Kuwait Petroleum (Belgium) a achevé l’exercice 2018-2019 sur un bénéfice avant impôt de 6,37 millions d’euros, pour un chiffre d’affaires de 2,2 milliards d’euros, contre 7,97 millions et 1,95 milliard respectivement l’année précédente. Elle est une filiale du groupe néerlandais Kuwait Petroleum Europe qui, en plus de détenir une série de participations sur le Vieux Continent, est actionnaire d’une raffinerie au Vietnam et d’une autre en cours de construction en Oman. A cela s’ajoutent des filiales spécialisées dans la vente de carburants utilisés dans l’aviation en Thaïlande, en Australie, en Chine et à Hong Kong. La Belgique accueille par ailleurs les sociétés Calpam, Martens Energy, Van Reeth Tankstations et Kuwait Petroleum Aviation (Belgium).

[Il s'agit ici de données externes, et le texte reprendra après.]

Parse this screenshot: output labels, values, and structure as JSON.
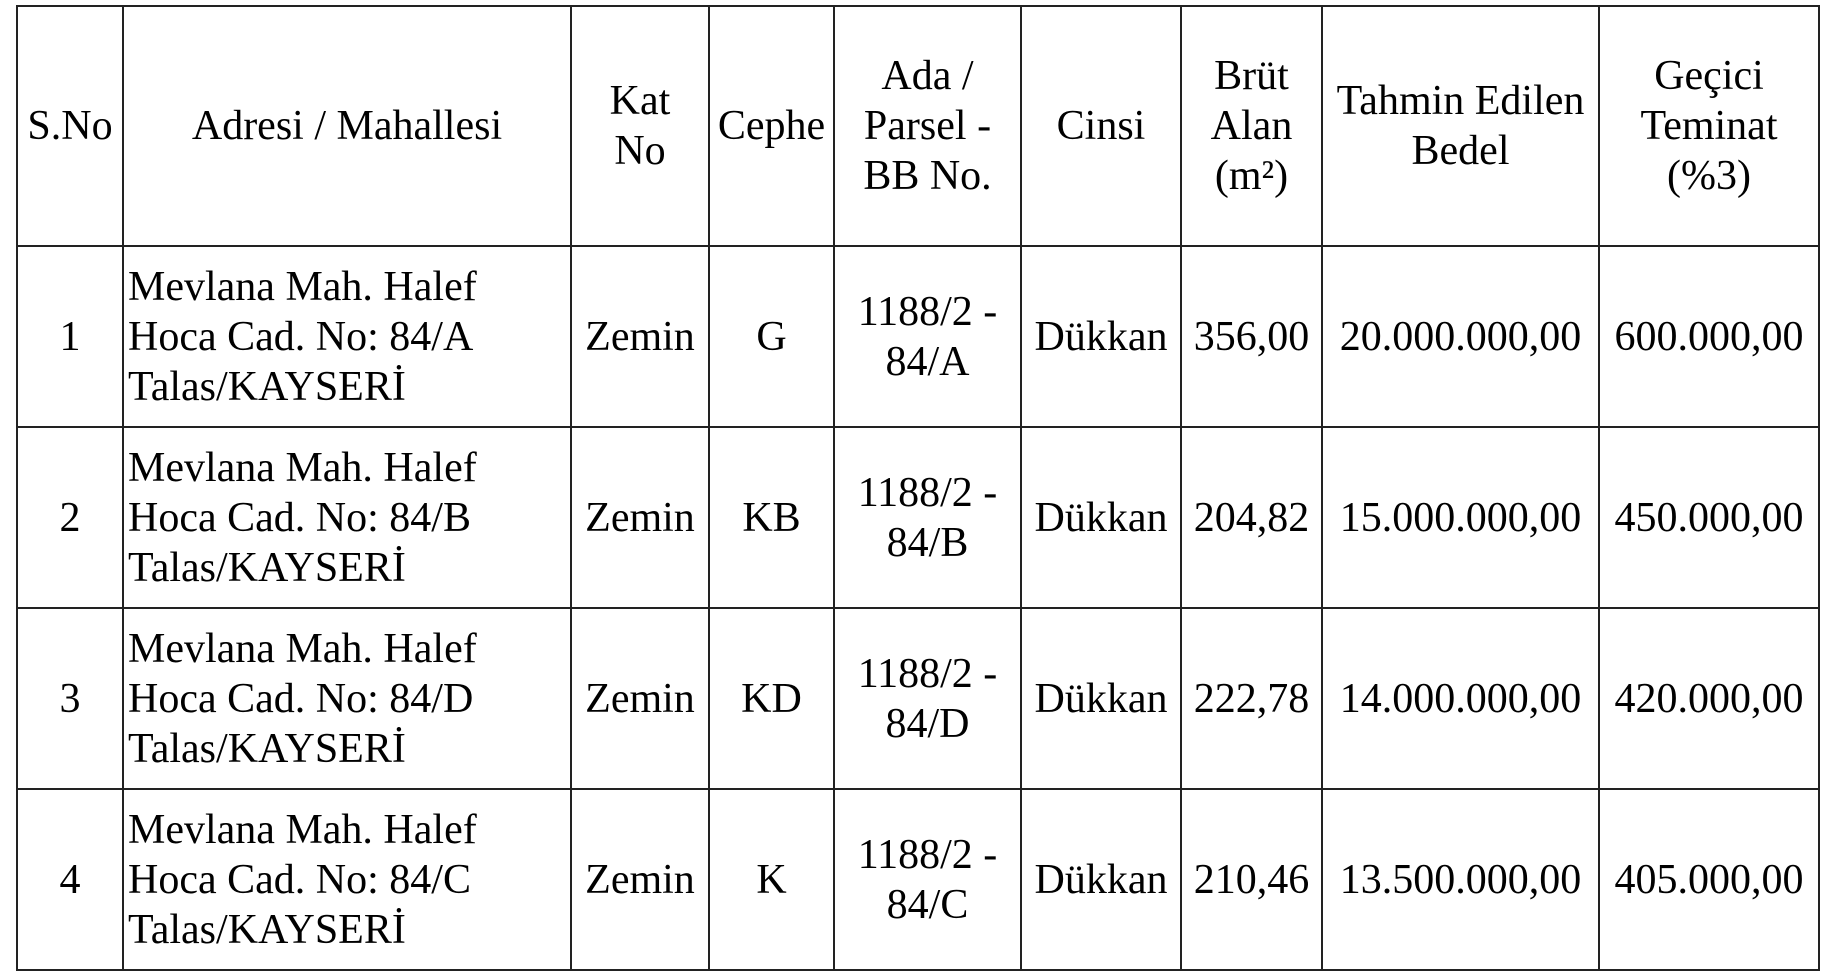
{
  "table": {
    "headers": [
      "S.No",
      "Adresi / Mahallesi",
      "Kat No",
      "Cephe",
      "Ada / Parsel - BB No.",
      "Cinsi",
      "Brüt Alan (m²)",
      "Tahmin Edilen Bedel",
      "Geçici Teminat (%3)"
    ],
    "rows": [
      {
        "sno": "1",
        "address": "Mevlana Mah. Halef Hoca Cad. No: 84/A Talas/KAYSERİ",
        "floor": "Zemin",
        "facade": "G",
        "parcel": "1188/2 - 84/A",
        "type": "Dükkan",
        "area": "356,00",
        "estimated_price": "20.000.000,00",
        "deposit": "600.000,00"
      },
      {
        "sno": "2",
        "address": "Mevlana Mah. Halef Hoca Cad. No: 84/B Talas/KAYSERİ",
        "floor": "Zemin",
        "facade": "KB",
        "parcel": "1188/2 - 84/B",
        "type": "Dükkan",
        "area": "204,82",
        "estimated_price": "15.000.000,00",
        "deposit": "450.000,00"
      },
      {
        "sno": "3",
        "address": "Mevlana Mah. Halef Hoca Cad. No: 84/D Talas/KAYSERİ",
        "floor": "Zemin",
        "facade": "KD",
        "parcel": "1188/2 - 84/D",
        "type": "Dükkan",
        "area": "222,78",
        "estimated_price": "14.000.000,00",
        "deposit": "420.000,00"
      },
      {
        "sno": "4",
        "address": "Mevlana Mah. Halef Hoca Cad. No: 84/C Talas/KAYSERİ",
        "floor": "Zemin",
        "facade": "K",
        "parcel": "1188/2 - 84/C",
        "type": "Dükkan",
        "area": "210,46",
        "estimated_price": "13.500.000,00",
        "deposit": "405.000,00"
      }
    ]
  }
}
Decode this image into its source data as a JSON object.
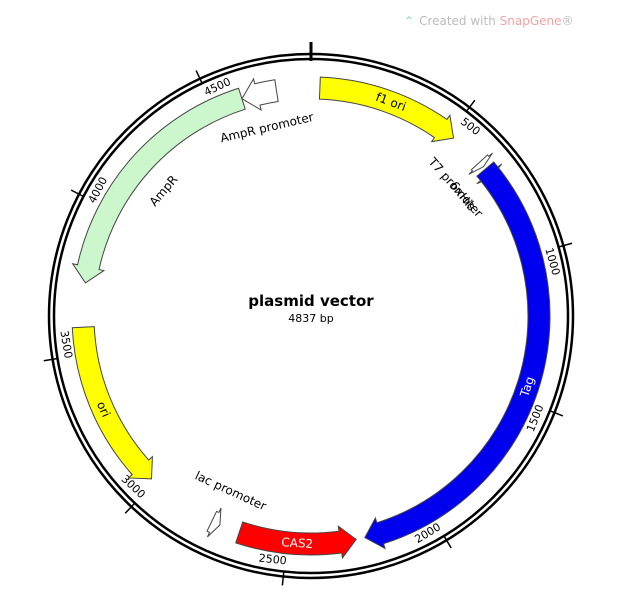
{
  "watermark": {
    "prefix": "Created with ",
    "brand": "SnapGene",
    "suffix": "®",
    "icon": "snapgene-logo-icon"
  },
  "plasmid": {
    "name": "plasmid vector",
    "length_label": "4837 bp",
    "length": 4837
  },
  "ticks": [
    {
      "label": "500",
      "pos": 500
    },
    {
      "label": "1000",
      "pos": 1000
    },
    {
      "label": "1500",
      "pos": 1500
    },
    {
      "label": "2000",
      "pos": 2000
    },
    {
      "label": "2500",
      "pos": 2500
    },
    {
      "label": "3000",
      "pos": 3000
    },
    {
      "label": "3500",
      "pos": 3500
    },
    {
      "label": "4000",
      "pos": 4000
    },
    {
      "label": "4500",
      "pos": 4500
    }
  ],
  "features": [
    {
      "id": "f1-ori",
      "label": "f1 ori",
      "start": 30,
      "end": 520,
      "dir": 1,
      "color": "#ffff00",
      "text_color": "#000000",
      "label_inside": true
    },
    {
      "id": "t7-promoter",
      "label": "T7 promoter",
      "start": 640,
      "end": 660,
      "dir": 1,
      "color": "#ffffff",
      "text_color": "#000000",
      "label_inside": false
    },
    {
      "id": "6xhis",
      "label": "6xHis",
      "start": 685,
      "end": 705,
      "dir": 1,
      "color": "#d4a7c8",
      "text_color": "#000000",
      "label_inside": false
    },
    {
      "id": "tag",
      "label": "Tag",
      "start": 670,
      "end": 2235,
      "dir": 1,
      "color": "#0000ee",
      "text_color": "#ffffff",
      "label_inside": true
    },
    {
      "id": "cas2",
      "label": "CAS2",
      "start": 2265,
      "end": 2665,
      "dir": -1,
      "color": "#ff0000",
      "text_color": "#ffffff",
      "label_inside": true
    },
    {
      "id": "lac-promoter",
      "label": "lac promoter",
      "start": 2735,
      "end": 2765,
      "dir": -1,
      "color": "#ffffff",
      "text_color": "#000000",
      "label_inside": false
    },
    {
      "id": "ori",
      "label": "ori",
      "start": 3015,
      "end": 3590,
      "dir": -1,
      "color": "#ffff00",
      "text_color": "#000000",
      "label_inside": true
    },
    {
      "id": "ampr",
      "label": "AmpR",
      "start": 3740,
      "end": 4600,
      "dir": -1,
      "color": "#ccf6cc",
      "text_color": "#000000",
      "label_inside": false
    },
    {
      "id": "ampr-promoter",
      "label": "AmpR promoter",
      "start": 4600,
      "end": 4720,
      "dir": -1,
      "color": "#ffffff",
      "text_color": "#000000",
      "label_inside": false
    }
  ]
}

Q8 a acquis en 1993, par le truchement de sa filiale Q8Oils, une usine de lubrifiants à Hoboken. Les rumeurs de changement de destination du site ont longuement pesé sur la prise de décisions. Mais en 2016, un investissement de 100 millions d’euros a permis de porter la capacité de production à 125 millions de litres, avec des possibilités d’extension à 250 millions de litres. Le site, qui fait également office de siège central européen pour les usines du groupe en Italie et en Suède, emploie quelque 130 personnes.